Bhutan, known for decades as a place that measures Gross National Happiness, has been studied in documentaries and books and scholarly dissertations over and over. But what does that mean?
In the hubbub of getting ready for the trip and normal, day-to-day life, I had not properly researched the topic. I was a sitting duck with dreams of easily capturing laughing and smiling faces everywhere. Now I already have a propensity for capturing people in everyday activities, especially markets or public gatherings of all sorts. I’ve always gravitated toward older faces or children – both generally oblivious to observers. Seemed like an easy task.
We were scheduled for only four days/three nights in the country, so I knew to not miss a magical moment. Day one was a late afternoon arrival effectively eliminating much photographically. Day two took us to the national capital and a number of definitively tourist spots on a national holiday (Coronation Day honoring the current King’s coronation eight years ago.) We visited their Capitol building, a temple/monastery, a nature preserve and the worlds fifth largest Buddha statue holding 24,000 smaller buddha’s inside on three levels of temples. But, happiness? Hmmm.
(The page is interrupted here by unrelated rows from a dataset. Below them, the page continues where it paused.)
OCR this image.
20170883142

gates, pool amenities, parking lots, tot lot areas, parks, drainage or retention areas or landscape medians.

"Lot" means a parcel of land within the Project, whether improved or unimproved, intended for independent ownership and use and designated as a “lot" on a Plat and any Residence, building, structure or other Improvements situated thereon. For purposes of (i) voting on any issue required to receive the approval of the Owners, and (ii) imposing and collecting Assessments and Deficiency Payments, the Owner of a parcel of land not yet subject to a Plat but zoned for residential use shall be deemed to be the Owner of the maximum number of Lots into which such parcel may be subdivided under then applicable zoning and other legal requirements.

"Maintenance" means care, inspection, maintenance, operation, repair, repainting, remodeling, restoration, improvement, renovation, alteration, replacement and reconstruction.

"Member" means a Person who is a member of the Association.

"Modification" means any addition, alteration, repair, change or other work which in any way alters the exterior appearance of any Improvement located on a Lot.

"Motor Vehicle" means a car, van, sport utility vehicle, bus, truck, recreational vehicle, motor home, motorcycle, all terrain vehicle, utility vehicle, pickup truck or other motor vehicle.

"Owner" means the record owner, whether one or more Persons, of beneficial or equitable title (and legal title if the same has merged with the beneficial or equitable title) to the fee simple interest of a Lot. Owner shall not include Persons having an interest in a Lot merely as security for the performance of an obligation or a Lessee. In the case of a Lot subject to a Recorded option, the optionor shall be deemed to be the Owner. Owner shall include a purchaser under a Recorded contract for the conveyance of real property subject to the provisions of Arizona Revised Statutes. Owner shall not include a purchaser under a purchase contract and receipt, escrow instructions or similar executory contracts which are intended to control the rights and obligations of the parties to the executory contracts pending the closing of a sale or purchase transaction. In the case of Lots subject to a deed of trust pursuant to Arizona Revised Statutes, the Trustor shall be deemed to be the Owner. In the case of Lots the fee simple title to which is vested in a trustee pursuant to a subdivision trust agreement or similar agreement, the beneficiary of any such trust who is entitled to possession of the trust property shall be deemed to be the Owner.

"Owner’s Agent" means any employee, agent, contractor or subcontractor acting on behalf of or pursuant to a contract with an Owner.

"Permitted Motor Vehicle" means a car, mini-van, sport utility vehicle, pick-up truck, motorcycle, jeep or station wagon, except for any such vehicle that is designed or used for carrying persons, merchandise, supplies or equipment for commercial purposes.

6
Had a conversation in the van with our knowledgeable guide about how happiness is measured. Officially the country measures happiness based on the four pillars: Good governance, preservation and promotion of culture, conservation of environment, and sustainable development. In practice, this means every five years they personally survey every home in the country to gauge success. “The most important is good governance. No corruption. There must be good governance to have shared equally the welfare for all.” Well, nertz. That wasn’t really going to help me capture happiness in photographs was it?
(Not to get all political but I am an American. I managed to interrupt and ask if they answer honestly during the government survey visits. “Of course, the King commands us to be honest at all times.” Well now. My Pollyanna approach to life doesn’t exactly extend that far. Highly unlikely, for instance, that I would sit long for a complete survey of my life to the government nor, for that matter, do it because the King/President tells me too. BUT, complete monarchical socialism it totally working for them so who am I to say it doesn’t?)
By the third morning, I saw the desk clerks at our hotel hanging out and asked them if I could capture them “being happy”. “Of course, Madam.” And I caught exactly the sort of pic you can see anywhere in the world when you ask older teens to pose. Sigh. I thanked them and dejectedly turned away but got called back by one of them. “Madam, perhaps clicking happiness IS happiness.” Whoa. How refreshing.
I spent the next few hours driving through gorgeous countryside and mulling his comment. And once I turned my head around, I realized happiness is what I have been capturing for decades. Maybe it’s the Peanuts-slogan version expanded to include contentment, routine, feeling safe, being in one’s own element.
While there still weren’t many images captured that day for my mission, I was more conscious and intentional and observational. It wasn’t until the final day in country, when the rest of the group went to traipse up a vertigo-inducing mountain for a visit to the world-famous Tiger’s Nest and I was left to fend on my own with a non-English speaking driver, that I finally found my groove.
At the archery grounds the definition of “happiness” was skill satisfaction and teamwork. At the Sunday market, it was gossip and community. At the new temple dedication, it was musicianship and fellowship of the worshippers. At the bakery it was pride in a job well done and, on the playground, a shared afternoon snack.
Happiness, in Bhutan, is measured by my camera as enjoying the day. Doesn’t get more complicated than that.